Charley Miller, president of the 104-year-old family company Miller Lumber, took a historical perspective at the presentation and recounted that many of the issues the Central Oregon community was struggling with today were fundamentally the same in the 1900s.
Urging newer generations to continue that legacy, he said: “Bend has been led by positive people who come up with solutions to challenges. They don’t sit idle. They just make things happen. And they don’t do it for now, they take the long view.”
Despite the challenges over the years, he said Bend in particular had been able to succeed because of a proud tradition of visionary people in the community being engaged in the dialog and coming up with creative answers to ensure continued growth and prosperity
Today’s key issues needing to be addressed on the horizon include lack of affordable housing options — with many median wage workers barely able to afford an apartment locally — and a perceived skills set shortage which could curtail progress in this emerging new expansionist phase. Due to a shrinking labor force, businesses are going to have to start thinking about how they could attract and retain the “best and brightest” employees.

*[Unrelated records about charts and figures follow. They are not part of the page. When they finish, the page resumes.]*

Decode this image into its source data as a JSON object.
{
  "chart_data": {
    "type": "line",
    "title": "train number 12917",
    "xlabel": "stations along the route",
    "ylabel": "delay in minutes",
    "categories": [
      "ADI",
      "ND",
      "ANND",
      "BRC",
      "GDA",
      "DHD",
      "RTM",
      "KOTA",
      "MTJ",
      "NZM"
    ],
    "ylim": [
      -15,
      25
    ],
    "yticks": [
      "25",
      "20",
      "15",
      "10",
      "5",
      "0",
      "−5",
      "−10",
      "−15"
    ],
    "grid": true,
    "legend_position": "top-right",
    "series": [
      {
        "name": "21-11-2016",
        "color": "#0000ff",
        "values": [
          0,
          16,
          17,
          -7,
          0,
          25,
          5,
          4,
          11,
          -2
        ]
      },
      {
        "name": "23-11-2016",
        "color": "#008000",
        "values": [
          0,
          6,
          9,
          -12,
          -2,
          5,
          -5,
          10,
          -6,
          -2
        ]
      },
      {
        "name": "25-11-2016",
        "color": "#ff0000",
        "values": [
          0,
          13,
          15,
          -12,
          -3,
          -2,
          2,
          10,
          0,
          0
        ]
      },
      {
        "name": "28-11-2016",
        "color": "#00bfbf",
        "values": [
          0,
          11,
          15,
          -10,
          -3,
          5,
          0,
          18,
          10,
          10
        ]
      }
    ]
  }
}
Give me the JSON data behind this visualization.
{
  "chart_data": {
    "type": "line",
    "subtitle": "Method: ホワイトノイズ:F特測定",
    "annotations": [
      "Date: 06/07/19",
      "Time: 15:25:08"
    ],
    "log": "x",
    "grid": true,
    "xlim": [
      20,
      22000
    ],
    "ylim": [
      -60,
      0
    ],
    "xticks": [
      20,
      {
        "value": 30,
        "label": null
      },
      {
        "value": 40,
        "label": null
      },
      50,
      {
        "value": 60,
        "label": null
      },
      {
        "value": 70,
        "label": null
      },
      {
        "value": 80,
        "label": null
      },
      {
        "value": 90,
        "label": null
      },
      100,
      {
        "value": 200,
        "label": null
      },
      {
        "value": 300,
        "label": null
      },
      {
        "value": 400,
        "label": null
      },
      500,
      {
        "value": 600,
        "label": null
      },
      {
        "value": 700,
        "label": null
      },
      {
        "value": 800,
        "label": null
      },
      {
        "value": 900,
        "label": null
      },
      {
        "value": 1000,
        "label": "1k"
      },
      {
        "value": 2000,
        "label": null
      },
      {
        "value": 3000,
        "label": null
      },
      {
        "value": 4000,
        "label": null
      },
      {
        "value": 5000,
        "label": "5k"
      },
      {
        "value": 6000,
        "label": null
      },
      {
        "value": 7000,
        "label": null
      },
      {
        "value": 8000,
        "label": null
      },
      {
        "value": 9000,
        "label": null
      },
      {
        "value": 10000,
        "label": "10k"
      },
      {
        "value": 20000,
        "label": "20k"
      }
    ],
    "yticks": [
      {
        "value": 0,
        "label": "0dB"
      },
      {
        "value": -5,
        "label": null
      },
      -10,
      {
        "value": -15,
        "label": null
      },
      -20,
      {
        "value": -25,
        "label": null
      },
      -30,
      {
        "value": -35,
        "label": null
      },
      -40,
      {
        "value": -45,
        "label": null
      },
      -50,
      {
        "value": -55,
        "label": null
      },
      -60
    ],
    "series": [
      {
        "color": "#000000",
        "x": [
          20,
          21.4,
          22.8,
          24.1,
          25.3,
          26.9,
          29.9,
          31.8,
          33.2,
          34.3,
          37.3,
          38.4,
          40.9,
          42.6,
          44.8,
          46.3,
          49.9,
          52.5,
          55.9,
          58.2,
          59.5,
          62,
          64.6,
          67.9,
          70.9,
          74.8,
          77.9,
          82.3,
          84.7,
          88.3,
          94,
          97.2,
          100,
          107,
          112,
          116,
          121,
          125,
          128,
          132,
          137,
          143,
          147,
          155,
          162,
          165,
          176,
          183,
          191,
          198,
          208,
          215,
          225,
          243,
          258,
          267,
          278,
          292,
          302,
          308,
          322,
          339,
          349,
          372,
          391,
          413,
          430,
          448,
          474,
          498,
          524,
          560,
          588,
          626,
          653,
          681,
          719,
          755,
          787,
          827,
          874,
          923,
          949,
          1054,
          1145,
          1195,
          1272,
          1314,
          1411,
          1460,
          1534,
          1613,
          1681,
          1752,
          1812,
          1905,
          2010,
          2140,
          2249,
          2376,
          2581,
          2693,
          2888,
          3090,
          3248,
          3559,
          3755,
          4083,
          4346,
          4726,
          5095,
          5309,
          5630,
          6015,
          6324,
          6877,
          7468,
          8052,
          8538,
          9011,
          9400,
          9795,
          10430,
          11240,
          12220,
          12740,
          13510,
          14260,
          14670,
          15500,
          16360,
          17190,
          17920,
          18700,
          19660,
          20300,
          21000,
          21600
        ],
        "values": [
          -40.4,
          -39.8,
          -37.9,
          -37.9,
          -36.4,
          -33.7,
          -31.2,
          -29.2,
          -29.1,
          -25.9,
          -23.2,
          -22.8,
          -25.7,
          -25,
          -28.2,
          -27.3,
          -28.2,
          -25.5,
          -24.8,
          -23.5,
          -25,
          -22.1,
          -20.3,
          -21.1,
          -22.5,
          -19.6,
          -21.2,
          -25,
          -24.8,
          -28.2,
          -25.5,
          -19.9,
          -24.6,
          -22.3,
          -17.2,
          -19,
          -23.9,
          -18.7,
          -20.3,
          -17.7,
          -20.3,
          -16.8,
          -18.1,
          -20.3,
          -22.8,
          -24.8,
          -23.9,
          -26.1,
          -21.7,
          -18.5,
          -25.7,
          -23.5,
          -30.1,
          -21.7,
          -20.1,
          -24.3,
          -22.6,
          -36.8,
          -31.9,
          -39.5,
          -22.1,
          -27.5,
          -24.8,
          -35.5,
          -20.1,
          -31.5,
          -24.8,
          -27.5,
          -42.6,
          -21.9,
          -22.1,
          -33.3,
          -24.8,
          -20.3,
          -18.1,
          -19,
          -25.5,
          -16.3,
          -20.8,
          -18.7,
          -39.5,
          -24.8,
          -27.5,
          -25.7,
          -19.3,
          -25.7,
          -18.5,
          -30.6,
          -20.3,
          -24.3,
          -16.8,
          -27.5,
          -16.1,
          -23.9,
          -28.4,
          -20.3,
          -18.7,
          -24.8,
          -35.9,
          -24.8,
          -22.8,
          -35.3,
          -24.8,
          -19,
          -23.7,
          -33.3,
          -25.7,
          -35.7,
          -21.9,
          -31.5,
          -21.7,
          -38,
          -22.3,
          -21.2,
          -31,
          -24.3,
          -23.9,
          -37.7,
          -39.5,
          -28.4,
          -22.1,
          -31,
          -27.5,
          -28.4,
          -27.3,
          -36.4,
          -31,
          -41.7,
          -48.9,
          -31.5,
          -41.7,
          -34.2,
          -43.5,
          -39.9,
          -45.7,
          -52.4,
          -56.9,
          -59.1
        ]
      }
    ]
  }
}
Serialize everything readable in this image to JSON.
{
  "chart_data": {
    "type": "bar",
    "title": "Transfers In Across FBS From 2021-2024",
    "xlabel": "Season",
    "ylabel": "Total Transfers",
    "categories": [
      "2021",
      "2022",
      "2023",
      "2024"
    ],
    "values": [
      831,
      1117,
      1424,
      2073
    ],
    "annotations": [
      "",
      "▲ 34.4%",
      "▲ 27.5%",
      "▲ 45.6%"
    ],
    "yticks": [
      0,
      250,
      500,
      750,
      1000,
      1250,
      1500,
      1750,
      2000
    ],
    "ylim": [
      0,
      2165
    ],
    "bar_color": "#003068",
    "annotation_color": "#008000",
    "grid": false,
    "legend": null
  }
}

Over this last year the local economy regained the more than 10,000 jobs lost during the recession and Deschutes County’s economy is in significantly better shape than prior to the downturn by being more diverse and stable and less reliant on the twin pillars of construction and tourism. Biotech, aviation and numerous local entrepreneurs are forging the backbone of the economy.
Miller said it was a critical time in Central Oregon with upcoming big decisions surrounding issues like the new urban growth boundary, transit and multi-family housing set to influence what Bend looks like in the future, adding: “Bend will grow. Bend will change. Be involved.”
According to the Office of Economic Analysis the pace of improvement in Oregon’s labor market continues to be full throttle. Job growth has slowed a bit from rates seen earlier in 2015, but remains north of 3 percent over the past year. Given demographic trends — with the labor force growing slowly as babyboomers retire — such rates are as strong as can be expected.
Everywhere we turn in Bend, it seems something is under construction. You can be grateful about this resurgence of our economy but might want to be a little leery of what may be around the corner if housing and construction costs continue to rise.
It is true that many new residents arrive in Central Oregon unemployed or in search of work. It takes time – an adjustment period – for a regional economy to absorb and integrate an influx of new job seekers. Today’s pace of job gains, approximately 4,000 per month throughout Oregon, is double what is needed to keep up with population growth. By this time next year, if the economic forecast comes to pass, employment in Oregon will have fully caught up to the population gains since the onset of the recession.
The Central Oregon region sits in a favorable position with Bend-Redmond just ranked at No. 8 among small metros in this measure of economic performance, which includes creating and sustaining jobs. Bend-Redmond climbed 38 spots from previous measurements.
Led by its vibrant tourism industry, Bend finished third among small metros in one-year job growth ending in 2014, outpacing the national average by four percentage points during that period.
More recent job momentum points to an expanding economy, with the metro recording the third-fastest overall job gains in the nation over the 12 months ending in August 2015.
All this growth and national status as an economic hub will prove to be both a blessing and a challenge to our region. As we look to escalating plans to meet housing needs, increasing education opportunities at our new four-year university via OSU-Cascades, finding ways to fund infrastructure needs and sustainability prospects it feels like we’re up for the challenge.